STRIDE Tennis Serves Up Something for Everybody
“Great shot, Samantha.”
“How we doing, Dash? Show me some backhands here.”
“Get those hands a little closer together, Andrew.”
Those are the words of instructor Dave Graham as he zig zags across the court shouting words of encouragement to the participants in the STRIDE Tennis program.
Each Sunday for the past 11 years Dave has made the trip from his home in Burnt Hills to SPORTIME in Schenectady to at first assist, and now lead the 20-week tennis program (he also directs the six-week outdoor tennis program that is held in the spring/summer).
The first half-hour of the program is dedicated to skill development where participants perform tennis related drills or play games designed to teach coordination and agility. Once they are warmed up, each player takes turns hitting balls over the net.
“We try to emphasize the basics such as forehands, backhands, and volleys,” says Dave. “The ultimate goal is get each athlete to the point where they can get on the court and rally a bit with a parent or friend. But the number one priority each week is to have fun.”
Judging from the smiles on the court and the feedback from parents, the program is accomplishing that and more. Jen, whose 15-year old son Andrew is in the program, says he is enjoying his first year playing tennis.
“Andrew is minimally verbal, and if there wasn’t a program like this, he would need one-on-one coaching,” says Jen. “Besides being extremely expensive, that method of learning means there is limited social interaction. Here there’s a nice mix of kids, and of course, the volunteers are great.”
One of those volunteers is Rory, who assisted the program for a number of years, and still helps out when she’s home from college. As someone who has an autistic brother, Rory understands the struggles faced by those with special needs and the positive impact sports can have in their lives. “They all go through rough patches,” she says. “But it’s great to see how activities like tennis can help them get through to the other side.”
The tennis program also includes two participants who play using specially equipped wheelchairs that help them make the movements needed to maneuver around the court. One of those individuals is Maddie, a 15-year old with spina bifida who has been in the program for the past two years. Over that time, she has seen a dramatic improvement in her tennis skills which has opened her eyes to even bigger possibilities.
“Now that I can actually play, I’m thinking about trying out for the JV tennis team,” she says.
Helping her achieve that goal will be people like Jim Neal, a longtime tennis instructor and volunteer who works closely with the wheelchair athletes.

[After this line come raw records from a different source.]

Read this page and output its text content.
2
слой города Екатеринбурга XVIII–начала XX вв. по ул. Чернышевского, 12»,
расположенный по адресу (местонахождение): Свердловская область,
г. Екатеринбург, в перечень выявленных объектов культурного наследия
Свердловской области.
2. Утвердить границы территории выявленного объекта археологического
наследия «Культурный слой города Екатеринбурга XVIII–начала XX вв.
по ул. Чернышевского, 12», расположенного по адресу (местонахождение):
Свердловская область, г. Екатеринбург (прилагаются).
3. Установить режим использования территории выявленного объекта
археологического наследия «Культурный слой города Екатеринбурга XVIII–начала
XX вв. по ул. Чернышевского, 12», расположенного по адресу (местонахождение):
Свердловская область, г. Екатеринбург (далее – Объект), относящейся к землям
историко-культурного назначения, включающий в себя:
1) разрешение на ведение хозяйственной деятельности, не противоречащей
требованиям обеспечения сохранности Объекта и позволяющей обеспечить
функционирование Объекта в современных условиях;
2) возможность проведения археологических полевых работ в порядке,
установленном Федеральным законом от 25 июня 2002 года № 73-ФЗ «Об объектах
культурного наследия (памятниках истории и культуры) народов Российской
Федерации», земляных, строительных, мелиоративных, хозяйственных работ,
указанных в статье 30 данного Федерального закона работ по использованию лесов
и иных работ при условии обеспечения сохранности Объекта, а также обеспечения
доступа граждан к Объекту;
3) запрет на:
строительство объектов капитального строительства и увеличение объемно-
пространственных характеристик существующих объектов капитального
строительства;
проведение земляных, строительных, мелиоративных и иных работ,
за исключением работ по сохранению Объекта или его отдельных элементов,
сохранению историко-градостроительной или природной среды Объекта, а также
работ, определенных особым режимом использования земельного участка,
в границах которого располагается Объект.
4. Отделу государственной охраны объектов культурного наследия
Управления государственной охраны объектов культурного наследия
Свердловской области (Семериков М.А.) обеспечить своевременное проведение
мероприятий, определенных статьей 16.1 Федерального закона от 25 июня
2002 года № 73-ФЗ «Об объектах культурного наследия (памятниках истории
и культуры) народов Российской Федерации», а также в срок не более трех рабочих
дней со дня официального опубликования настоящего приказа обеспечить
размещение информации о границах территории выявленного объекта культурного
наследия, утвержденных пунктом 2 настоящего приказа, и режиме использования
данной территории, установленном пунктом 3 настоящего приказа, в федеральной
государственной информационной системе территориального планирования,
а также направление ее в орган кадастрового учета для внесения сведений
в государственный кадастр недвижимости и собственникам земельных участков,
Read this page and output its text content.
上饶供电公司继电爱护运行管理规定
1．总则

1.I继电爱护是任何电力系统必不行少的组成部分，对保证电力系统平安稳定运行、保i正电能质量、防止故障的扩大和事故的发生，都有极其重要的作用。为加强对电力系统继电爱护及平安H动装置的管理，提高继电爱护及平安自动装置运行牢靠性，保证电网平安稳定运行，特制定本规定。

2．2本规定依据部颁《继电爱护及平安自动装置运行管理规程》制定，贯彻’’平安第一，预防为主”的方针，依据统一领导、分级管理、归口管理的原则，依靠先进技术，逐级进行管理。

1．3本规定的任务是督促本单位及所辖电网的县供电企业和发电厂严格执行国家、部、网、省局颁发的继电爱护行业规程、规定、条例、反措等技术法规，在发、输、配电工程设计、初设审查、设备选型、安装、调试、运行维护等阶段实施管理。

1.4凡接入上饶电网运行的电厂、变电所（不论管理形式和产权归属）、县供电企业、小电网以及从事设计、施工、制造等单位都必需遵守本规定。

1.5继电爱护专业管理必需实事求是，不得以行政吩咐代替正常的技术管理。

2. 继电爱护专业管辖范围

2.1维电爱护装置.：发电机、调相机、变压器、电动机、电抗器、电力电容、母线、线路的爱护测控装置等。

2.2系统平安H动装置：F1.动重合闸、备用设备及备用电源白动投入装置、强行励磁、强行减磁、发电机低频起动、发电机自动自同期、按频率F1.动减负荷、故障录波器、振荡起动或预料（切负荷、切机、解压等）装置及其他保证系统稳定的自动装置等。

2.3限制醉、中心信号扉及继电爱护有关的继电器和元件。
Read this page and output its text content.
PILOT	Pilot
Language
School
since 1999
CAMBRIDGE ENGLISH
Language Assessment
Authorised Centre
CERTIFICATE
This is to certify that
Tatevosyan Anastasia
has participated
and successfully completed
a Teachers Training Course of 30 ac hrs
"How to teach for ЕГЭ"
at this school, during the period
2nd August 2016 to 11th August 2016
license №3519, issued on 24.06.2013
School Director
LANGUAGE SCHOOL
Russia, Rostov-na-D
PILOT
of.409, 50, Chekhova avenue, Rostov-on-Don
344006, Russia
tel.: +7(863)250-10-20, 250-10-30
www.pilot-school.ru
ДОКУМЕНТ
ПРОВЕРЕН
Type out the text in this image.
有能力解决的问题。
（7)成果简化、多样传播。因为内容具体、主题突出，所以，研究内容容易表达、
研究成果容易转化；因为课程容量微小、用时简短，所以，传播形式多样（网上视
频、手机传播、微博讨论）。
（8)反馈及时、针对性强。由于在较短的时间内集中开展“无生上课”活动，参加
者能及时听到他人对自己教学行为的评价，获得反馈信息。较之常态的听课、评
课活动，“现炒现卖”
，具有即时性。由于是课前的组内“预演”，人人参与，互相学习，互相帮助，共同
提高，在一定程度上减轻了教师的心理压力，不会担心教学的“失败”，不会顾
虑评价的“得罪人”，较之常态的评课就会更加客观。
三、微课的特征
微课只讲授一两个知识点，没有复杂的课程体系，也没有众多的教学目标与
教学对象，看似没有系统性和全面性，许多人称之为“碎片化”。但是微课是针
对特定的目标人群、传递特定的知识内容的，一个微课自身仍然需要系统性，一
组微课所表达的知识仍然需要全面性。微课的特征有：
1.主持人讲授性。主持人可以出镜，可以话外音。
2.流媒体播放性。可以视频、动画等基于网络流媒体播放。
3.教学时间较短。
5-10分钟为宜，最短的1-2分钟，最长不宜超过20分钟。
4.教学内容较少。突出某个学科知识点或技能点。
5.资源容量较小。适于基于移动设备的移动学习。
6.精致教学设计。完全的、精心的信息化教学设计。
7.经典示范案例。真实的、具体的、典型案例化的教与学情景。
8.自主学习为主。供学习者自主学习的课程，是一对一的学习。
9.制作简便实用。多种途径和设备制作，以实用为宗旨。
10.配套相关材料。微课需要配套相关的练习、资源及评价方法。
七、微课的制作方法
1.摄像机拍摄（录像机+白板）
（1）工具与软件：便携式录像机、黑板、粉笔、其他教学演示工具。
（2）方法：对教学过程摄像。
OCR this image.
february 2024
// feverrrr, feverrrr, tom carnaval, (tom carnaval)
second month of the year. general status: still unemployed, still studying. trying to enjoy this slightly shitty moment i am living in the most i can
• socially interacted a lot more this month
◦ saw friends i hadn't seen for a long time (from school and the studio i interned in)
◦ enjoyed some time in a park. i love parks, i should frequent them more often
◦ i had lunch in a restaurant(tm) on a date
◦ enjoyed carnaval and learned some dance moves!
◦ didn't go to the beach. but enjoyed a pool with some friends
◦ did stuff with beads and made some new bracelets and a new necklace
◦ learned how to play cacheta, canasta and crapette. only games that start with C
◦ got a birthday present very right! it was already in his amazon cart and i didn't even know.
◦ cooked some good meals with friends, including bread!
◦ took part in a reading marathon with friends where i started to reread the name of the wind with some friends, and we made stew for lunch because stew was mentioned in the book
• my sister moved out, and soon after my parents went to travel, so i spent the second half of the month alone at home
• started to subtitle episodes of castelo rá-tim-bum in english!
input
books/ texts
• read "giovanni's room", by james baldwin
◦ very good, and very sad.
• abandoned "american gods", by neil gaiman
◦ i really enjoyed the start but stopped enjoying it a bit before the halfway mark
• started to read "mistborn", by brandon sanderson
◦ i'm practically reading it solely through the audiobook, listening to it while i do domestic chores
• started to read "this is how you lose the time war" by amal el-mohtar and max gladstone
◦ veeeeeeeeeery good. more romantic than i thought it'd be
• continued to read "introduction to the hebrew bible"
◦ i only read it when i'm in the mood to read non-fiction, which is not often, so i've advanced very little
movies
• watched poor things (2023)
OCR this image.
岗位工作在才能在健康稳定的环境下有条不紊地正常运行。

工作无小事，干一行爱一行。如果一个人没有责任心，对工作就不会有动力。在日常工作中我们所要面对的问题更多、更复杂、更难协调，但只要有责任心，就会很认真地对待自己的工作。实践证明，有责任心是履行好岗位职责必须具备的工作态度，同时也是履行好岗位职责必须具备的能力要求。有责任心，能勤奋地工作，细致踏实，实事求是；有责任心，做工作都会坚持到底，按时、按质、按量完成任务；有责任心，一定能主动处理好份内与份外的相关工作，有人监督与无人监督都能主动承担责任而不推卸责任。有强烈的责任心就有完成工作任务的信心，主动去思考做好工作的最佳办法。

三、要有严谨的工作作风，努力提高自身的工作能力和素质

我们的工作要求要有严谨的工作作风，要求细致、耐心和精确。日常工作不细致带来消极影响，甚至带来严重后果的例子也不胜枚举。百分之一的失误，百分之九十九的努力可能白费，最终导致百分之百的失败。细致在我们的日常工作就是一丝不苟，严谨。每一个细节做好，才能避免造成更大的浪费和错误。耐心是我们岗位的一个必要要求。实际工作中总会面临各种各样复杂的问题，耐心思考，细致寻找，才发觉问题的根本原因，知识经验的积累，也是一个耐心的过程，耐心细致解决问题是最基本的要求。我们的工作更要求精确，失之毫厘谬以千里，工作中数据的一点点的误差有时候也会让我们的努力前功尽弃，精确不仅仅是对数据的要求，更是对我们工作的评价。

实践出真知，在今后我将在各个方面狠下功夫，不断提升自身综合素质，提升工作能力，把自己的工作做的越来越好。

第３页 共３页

Jim is so passionate about helping wheelchair players succeed on the court that he has attended instructional conferences on the subject and even purchased his own wheelchair so he could “see the game from the players’ level.”
He sums up his teaching approach like this: “If you are faced with a challenge and want to play tennis, I’ll try to figure out a way for you to do it.”
It’s a philosophy that not only works well for tennis, but could really be the theme for any of the STRIDE programs.
Because if there is one thing synonymous with STRIDE, it’s the idea that when you take someone with a desire to achieve and surround them with the right people and resources, anything is possible.